51
ABSCOND
They had no view of the commotion from their window, so Karou and Akiva glamoured themselves and went out. Mik and Zuzana followed, visible, leaving Virko in the room.
The argument was under way in the front court—the dusty domain of kasbah children who pushed one another around in a wheelbarrow and glared at hotel guests—and there was no mistaking the source of the conflict. A young woman sat half in and half out of the open door of a car, and she seemed to have little awareness of herself or her surroundings.
Her face was blank and bloodied. Her lips were full. She was deep brown and smooth-skinned, and her eyes were unnerving: pretty and too light, too wide open, and the whites so very white. Her arms slack in her lap, she rested on the seat’s edge, head tilted back as impossible streams of language flowed from her bloodied mouth.
It took the mind a moment to sort it out. The blood, the woman, and the two languages, loud and at cross-purposes. The men were arguing in Arabic. One of them had apparently brought the woman here and was keen to ditch her. The other was a hotel employee, who, understandably, was having none of it.
“You can’t just dump her here. What happened to her? What’s she saying?”
“How should I know? Some Americans will be coming for her soon. Let them worry.”
“Fine, and in the meantime? She needs care. Look at her. What’s wrong with her?”
“I don’t know.” The driver was surly. Afraid. “She’s not my responsibility.”
“And she’s mine?”
They went on in this vein while the woman went on in… quite a different one. “Devouring and devouring and fast and huge, and hunting,” she said—cried, in Seraphic—and her voice was mournful and sweet and drenched in pain, like an otherworldly fado. A soul-deep, life-shaping lament for what is lost and can never return. “The beasts, the beasts, the Cataclysm! Skies blossomed then blackened and nothing could hold them. They were peeled apart and it wasn’t our fault. We were the openers of doors, the lights in the darkness. It was never supposed to happen! I was chosen one of twelve, but I fell all alone. There are maps in me but I am lost, and there are skies in me but they are dead. Dead and dead and dead forever, oh godstars!”
Hairs raised on Karou’s neck. Akiva was beside her. “What’s happening to her?” she asked him. “Do you know what she’s talking about?”
“No.”
“Is she a seraph?”
He hesitated before again saying no. “She’s human. She has no flame. But there’s something.…”
Karou felt it, too, and couldn’t name it, either. Who was this woman? And how was she speaking Seraphic?
“Meliz is lost!” she keened, and the hairs stood up on Karou’s arms. “Even Meliz, first and last, Meliz eternal, Meliz is devoured.”
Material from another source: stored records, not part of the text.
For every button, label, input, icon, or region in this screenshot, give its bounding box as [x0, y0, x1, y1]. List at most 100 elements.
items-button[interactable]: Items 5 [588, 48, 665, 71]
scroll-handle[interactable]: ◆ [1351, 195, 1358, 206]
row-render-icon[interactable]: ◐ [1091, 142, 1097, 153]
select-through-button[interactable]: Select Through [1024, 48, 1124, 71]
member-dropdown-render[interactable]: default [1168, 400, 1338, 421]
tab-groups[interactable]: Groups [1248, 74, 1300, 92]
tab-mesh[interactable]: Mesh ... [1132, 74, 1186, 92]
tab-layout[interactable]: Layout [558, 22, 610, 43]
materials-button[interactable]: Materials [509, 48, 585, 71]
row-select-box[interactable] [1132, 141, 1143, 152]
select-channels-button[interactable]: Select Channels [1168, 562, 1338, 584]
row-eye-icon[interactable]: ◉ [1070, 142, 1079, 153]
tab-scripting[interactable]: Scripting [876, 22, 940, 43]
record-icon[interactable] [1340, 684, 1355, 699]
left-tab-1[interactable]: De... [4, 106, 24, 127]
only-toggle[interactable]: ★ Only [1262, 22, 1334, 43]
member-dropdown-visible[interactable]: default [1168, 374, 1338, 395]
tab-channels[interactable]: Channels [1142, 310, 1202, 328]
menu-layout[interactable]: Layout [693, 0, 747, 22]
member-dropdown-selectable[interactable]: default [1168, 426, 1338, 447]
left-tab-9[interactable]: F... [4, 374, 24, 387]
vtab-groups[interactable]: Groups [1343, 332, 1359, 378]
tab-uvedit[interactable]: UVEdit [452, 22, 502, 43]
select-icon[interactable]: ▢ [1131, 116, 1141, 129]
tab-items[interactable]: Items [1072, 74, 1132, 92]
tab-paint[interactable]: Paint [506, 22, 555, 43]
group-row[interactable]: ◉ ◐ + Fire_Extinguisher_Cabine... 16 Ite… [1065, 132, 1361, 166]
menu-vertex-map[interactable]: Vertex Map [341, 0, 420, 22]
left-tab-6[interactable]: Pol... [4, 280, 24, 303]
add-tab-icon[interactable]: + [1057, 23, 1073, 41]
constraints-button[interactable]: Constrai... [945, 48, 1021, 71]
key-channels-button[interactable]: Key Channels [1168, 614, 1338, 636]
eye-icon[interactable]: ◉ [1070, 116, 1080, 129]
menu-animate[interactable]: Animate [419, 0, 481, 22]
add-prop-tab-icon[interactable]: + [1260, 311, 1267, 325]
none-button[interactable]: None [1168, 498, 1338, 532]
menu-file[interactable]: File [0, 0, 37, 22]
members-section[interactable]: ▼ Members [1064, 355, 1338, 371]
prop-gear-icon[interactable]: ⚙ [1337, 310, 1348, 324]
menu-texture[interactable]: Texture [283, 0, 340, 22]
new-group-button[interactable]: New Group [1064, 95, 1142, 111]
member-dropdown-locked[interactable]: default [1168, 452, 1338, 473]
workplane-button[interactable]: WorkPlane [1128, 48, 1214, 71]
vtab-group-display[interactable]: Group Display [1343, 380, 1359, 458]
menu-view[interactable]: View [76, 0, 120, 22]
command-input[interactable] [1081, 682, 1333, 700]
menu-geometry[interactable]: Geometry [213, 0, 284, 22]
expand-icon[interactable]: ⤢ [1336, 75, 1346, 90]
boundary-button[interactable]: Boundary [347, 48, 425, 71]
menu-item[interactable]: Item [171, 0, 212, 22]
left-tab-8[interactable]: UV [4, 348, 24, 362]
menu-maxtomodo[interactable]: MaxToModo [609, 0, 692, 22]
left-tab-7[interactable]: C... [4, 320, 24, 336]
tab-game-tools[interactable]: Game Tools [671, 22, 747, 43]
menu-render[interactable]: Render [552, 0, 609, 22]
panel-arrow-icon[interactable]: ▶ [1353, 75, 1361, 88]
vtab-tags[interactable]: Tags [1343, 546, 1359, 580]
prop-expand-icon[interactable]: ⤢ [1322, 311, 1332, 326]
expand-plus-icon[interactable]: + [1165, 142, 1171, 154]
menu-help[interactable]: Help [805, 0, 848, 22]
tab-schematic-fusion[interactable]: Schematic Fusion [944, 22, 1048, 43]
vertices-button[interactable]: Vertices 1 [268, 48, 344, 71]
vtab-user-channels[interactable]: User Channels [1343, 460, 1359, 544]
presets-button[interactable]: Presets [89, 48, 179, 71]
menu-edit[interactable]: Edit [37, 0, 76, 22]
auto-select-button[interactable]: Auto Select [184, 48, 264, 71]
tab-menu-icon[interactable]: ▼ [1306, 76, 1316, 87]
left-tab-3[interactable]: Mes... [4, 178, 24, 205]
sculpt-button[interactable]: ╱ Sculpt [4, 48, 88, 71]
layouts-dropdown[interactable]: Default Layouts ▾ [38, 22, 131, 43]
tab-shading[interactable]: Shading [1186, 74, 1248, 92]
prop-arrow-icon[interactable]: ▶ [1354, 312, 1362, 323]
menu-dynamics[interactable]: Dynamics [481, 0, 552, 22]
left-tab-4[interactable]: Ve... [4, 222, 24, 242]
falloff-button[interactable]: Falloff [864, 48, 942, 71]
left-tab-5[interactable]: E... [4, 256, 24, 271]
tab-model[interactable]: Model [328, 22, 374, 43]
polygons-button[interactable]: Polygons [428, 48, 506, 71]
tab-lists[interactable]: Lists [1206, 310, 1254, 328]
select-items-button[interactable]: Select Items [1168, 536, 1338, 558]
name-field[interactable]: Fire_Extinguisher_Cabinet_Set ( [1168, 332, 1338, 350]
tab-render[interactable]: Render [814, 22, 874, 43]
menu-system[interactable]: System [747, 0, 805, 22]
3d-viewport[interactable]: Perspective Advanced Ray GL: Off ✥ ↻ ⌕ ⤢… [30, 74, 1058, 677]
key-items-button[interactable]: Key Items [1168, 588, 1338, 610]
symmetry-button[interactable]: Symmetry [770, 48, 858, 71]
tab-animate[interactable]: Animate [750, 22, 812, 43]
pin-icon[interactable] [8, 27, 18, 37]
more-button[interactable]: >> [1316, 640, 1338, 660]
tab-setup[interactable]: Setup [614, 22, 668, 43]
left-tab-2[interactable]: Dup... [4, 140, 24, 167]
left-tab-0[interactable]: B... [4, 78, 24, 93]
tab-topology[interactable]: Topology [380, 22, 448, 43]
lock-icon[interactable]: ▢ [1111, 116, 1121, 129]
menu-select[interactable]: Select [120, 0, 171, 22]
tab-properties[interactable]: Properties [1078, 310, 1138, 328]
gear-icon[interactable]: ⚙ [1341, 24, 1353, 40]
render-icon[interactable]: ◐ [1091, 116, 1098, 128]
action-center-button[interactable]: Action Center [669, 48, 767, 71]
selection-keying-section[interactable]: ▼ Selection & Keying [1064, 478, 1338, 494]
“Do you know who that is?” Karou asked Akiva. “Meliz?”
“No.”
“What is going on here?”
Karou snapped around at the sound of Zuzana’s voice and beheld her, most excellent rabid fairy, cutting to the chase. She marched right up to the men, who blinked down at her, probably trying to reconcile her steely tone to the tiny girl before them—at least until they got a healthy dose of her neek-neek look. They broke off arguing.
“She’s bleeding,” Zuzana said—in French, which, due to Morocco’s colonial past, was the European language most readily understood here, even before English. “Did you do this to her?”
Her voice held a glint of outrage, like a knife not yet fully unsheathed, and both men hastily proclaimed their innocence.
Zuzana was unmoved. “What’s wrong with you, just standing here? Can’t you see she needs help?”
They had no good answer for that, and no time to make one anyway, because Zuzana—with Mik’s assistance—was already taking charge of the young woman. Each at an elbow, they eased her up to a stand, and the men only watched, silenced and chastened, as they led her away between them. There was no break in her flood of Seraphic—“I am Fallen, all alone, I break me on the rock and I will never again be whole.…”—and no flicker of focus in her striking eyes, but her feet moved and she made no protest, and neither did the men, so Zuzana and Mik just took her.
And a couple of hours later, when the Americans in dark suits came to claim her, the hotel clerk led them first to Eliza’s room and then—finding it emptied of both person and possessions—to the rooms of the small fierce girl and her boyfriend who had, between them, ordered half the food in the kitchen. They knocked on the door but got no answer, and heard no movement within, and when they let themselves in, it wasn’t really a surprise to find the occupants gone.
No one had seen them leave, not even the kasbah kids playing in the courtyard that was the only way to reach the road.
Come to think of it… no one had seem them arrive, either.
They’d left nothing behind but thoroughly empty dishes and—this would be one for the conspiracy theorists—several long blue hairs in the shower where an angel’s hand had stroked a devil’s head, locked in a long—and so very long-awaited—embrace.
Once upon a time…
A journey began,
that would stitch all the worlds together with light.